Comment expliquez-vous les difficultés rencontrées sur le chantier de l'EPR de Flamanville ?

Il n'y a pas eu de construction de nouvelles installations depuis longtemps et la reprise de la fabrication s'accompagne de pas mal de problèmes en matière de délais, de qualité, de sûreté... Les difficultés techniques sont réelles, et liées à la perte d'expérience. Sur l'EPR, certes il y en a plusieurs en construction dans le monde, mais pendant longtemps il y a eu très peu d'échanges entre les équipes des différents chantiers. C'est très différent de ce qui s'était passé en France à l'époque où le parc était en construction. Pour ne rien arranger, ces difficultés opérationnelles se produisent alors que les exploitants rencontrent des difficultés financières, même si la situation s'est améliorée depuis la recapitalisation.

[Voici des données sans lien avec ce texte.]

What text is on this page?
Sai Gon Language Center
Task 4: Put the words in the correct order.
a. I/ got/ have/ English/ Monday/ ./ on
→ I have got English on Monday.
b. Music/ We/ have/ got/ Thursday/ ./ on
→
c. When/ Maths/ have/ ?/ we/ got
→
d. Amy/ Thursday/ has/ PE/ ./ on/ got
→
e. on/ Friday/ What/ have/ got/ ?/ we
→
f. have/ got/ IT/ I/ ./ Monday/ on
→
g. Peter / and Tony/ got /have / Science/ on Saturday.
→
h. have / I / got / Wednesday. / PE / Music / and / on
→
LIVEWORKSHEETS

Comment allez-vous procéder pour établir les avis concernant la prolongation ou l'arrêt des centrales qui atteignent les quarante ans ?

Nous rendrons en 2020 notre avis générique qui synthétisera ce que l'on demande à EDF pour qu'il soit envisageable de prolonger la durée de vie des réacteurs. Cette date a été repoussée car nous avons demandé plus de choses à l'exploitant, ce qui lui a pris plus de temps pour nous les fournir et ce qui nous prend plus de temps à instruire. Avant même de penser à rehausser le niveau de sûreté, il faut déjà vérifier que le niveau d'origine est conforme au cahier des charges. Ainsi, le problème constaté sur la digue de Tricastin qui sépare le canal du site présente des anomalies par rapport au cahier des charges initial. Même chose pour certains diesels qui ne résistaient pas à un séisme. À partir de 2021, nous pourrons fixer nos prescriptions concernant la prolongation de chaque centrale en fonction des conditions du site.

Du point de vue de la sûreté, que pensez-vous de la perspective de nouveaux réacteurs de petite taille ?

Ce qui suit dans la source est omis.